Have a Frighteningly Good Time, Y'all.


Saturday, October 25, 2008

Billy Bat and the Urasawa Morning Magazine MacGuffin Mystery.

A hat tip and many thanks to my photographers, Paradise and Mangascreener.


The Billy Bat Files


Outside, the rain pounded against the window like a crazy-mad dipso' trying to get into his favourite bar. I steeled myself against the wind, the boiler was on the fritz again - lousy Kraut engineering. I shifted uncomfortably in my chair, and perused the paperwork again - something about this case smelled bad. I looked at this character Urasawa's previous work again, Yawara, Pluto, Monster, 20th Century Boys, 21st Century Boys...






I couldn't make the mental leap that would add this Billy Bat to his oeuvre. I took another swig of Scotch.
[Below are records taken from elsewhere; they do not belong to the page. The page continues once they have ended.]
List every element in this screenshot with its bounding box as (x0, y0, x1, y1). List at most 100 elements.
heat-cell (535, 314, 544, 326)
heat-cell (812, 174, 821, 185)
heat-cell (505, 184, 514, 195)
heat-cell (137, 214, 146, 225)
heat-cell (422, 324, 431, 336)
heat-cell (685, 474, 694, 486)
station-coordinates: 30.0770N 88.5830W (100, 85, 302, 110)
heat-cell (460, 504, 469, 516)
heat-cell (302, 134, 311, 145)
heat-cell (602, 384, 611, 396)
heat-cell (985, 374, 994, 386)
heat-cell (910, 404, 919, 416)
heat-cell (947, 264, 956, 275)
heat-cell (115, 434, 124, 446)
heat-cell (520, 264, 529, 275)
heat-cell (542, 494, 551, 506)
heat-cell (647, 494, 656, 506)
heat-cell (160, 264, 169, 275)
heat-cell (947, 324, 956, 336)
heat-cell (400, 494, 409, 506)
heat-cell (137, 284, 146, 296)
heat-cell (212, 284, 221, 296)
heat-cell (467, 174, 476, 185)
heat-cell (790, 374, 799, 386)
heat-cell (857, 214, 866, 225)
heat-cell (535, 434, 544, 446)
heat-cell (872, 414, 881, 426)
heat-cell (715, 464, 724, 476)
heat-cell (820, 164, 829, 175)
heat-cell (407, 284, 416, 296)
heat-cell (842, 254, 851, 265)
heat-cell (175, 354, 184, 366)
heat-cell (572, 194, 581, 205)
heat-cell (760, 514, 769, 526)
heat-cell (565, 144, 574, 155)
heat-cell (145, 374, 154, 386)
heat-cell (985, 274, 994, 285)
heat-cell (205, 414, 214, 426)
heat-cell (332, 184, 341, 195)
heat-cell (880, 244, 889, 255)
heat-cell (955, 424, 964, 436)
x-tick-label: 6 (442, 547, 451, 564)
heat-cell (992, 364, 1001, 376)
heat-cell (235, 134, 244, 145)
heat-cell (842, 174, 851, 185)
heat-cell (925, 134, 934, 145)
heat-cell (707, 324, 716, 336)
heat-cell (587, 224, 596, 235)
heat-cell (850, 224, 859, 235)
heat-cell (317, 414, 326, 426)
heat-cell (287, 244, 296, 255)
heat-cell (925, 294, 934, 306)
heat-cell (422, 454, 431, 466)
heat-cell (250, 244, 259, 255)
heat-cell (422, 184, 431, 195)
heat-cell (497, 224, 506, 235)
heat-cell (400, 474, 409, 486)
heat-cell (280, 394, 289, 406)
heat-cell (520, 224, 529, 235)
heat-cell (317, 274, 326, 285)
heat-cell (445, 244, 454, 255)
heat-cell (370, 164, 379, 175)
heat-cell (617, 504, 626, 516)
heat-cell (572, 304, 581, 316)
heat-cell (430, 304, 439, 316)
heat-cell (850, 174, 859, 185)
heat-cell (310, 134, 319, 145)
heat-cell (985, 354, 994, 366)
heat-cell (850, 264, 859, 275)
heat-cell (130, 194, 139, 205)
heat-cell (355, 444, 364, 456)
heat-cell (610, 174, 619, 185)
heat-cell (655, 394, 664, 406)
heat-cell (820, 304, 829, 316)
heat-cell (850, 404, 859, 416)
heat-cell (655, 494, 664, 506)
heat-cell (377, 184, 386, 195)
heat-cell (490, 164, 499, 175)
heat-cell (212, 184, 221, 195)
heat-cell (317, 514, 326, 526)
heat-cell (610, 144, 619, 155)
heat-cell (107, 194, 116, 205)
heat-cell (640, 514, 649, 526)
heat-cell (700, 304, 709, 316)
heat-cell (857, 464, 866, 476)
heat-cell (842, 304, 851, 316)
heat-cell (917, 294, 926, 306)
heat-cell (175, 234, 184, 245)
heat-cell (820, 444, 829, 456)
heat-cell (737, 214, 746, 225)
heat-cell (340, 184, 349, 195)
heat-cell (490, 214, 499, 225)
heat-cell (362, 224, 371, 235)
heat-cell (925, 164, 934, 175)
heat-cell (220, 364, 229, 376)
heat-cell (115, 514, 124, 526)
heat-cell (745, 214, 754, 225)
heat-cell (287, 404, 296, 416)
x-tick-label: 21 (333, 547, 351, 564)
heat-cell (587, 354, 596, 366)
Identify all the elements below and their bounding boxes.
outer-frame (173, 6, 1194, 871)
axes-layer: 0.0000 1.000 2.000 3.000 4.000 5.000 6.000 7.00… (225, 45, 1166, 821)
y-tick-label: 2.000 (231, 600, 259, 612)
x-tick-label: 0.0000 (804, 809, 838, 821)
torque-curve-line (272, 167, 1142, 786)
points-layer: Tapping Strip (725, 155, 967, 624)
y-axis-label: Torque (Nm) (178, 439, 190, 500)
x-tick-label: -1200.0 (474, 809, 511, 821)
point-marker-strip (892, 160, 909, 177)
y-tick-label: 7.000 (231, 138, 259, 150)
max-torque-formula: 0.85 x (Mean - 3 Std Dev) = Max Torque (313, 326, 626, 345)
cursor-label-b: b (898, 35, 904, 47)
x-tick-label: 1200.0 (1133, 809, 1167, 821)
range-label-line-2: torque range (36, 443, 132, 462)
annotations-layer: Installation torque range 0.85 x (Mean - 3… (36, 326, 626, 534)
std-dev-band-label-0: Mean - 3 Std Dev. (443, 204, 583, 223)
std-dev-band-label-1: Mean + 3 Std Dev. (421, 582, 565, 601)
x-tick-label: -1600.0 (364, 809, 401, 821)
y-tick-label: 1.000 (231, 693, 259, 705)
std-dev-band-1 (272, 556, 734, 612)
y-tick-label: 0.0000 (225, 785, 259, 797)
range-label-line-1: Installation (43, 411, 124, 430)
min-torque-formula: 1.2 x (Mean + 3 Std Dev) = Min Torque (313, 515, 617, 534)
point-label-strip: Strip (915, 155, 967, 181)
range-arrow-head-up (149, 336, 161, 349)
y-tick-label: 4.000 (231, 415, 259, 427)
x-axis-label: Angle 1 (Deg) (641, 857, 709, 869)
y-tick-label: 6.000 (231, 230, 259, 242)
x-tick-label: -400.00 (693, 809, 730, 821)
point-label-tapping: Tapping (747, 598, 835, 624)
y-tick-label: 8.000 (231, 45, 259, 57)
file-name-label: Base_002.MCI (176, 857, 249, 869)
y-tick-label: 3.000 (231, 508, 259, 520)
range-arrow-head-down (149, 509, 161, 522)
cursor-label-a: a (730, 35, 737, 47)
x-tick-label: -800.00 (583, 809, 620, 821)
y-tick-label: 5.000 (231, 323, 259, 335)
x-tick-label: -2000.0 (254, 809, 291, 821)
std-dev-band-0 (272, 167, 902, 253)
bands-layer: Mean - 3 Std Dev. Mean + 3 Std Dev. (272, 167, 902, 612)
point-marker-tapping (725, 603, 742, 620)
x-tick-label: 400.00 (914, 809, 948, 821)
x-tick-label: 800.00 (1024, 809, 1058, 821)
Of course the hacks were out in force the moment it was announced that Kodansha's Morning magazine was launching Naoki Urasawa's new comic, Billy Bat, this October, there was always going to be a feeding frenzy. Details were scant; once again the famous Mangaka would be teemed with Takashi Nagasaki, and there was talk of a missing "great American hero-type comic book character of the 1940s", but that didn't square with the photo I was looking at, this looked retro okay, but it looked like a bad cross between Mighty Mouse and Black Sad.





What's more, it didn't tie in with what I knew about the magazine. It ran edgy stories like The Walking Man (the dude is calm, but often nude) and Devilman Lady (that's a year in analysis right there) and that kind of fag tale about wine-tasting and that cool slash 'em up, Vagabond. I didn't understand what was going on, but I knew I didn't like it.




Thankfully, Angel brought me the answers. The first episode was a MacGuffin. I should have known, the facts had been staring me in the face all along.


Angel's contact in the LA PD photography department had darkened the advert for Billy Bat and the facts were staring me in the face - I was looking at a Looney Toons bat swinging in front of typical Urasawa drawings of buildings and people. I hadn't noticed.


And there was more...I can't believe I hadn't noticed - I looked back at the logo, Billy Bat, the comic, was credited to some mug called "Kevin Yamagata", a made-up name if ever I heard one. That was the point in the story where these two dicks, call 'em Tweedle Dee and Tweedle Dum, burst into the story, grab the cartoonist, this so-called Kevin Yamagata, and reveal the move.




It was a set-up; suddenly I was back in familiar Urasawa territory, detailed buildings, expressive faces, non-cartoony cartoons. It felt right, it felt good. I opened the door and stepped out into the sunlight - it is 1949, it is a good year to be alive. Another epic begins here

Tuesday, October 21, 2008

Basil Wolverton in Glorious 3D



These Basil Wolverton drawings appeared in Ray Zone's The 3D Zone Presents The Weird Tales of Basil Wolverton, which was published in 1987.

As you might expect they are in 3D, and you really need the comic and a pair of paper glasses with a blue lens (right) and a red lens (left) to experience the full effect.

I always loved the 3D comics, they were strange and exotic, but I always strained to make them work better, peering in from a side angle, or lying on the couch and holding the comic book behind my head and leaning backwards to see if that added some depth - it never did.


Of course I've just ramped up the blue and red levels here, but I couldn't resist that; especially with the pages from Brain Bats of Venus (Karswell has posted the story in glorious colour on his excellent blog, click here), which is just about the most brilliant Basil Wolverton story ever. It strikes me that you can see in that story, how Wolverton managed to capture something of the same magic that Fletcher Hanks captured, but obviously with more technical drawing ability.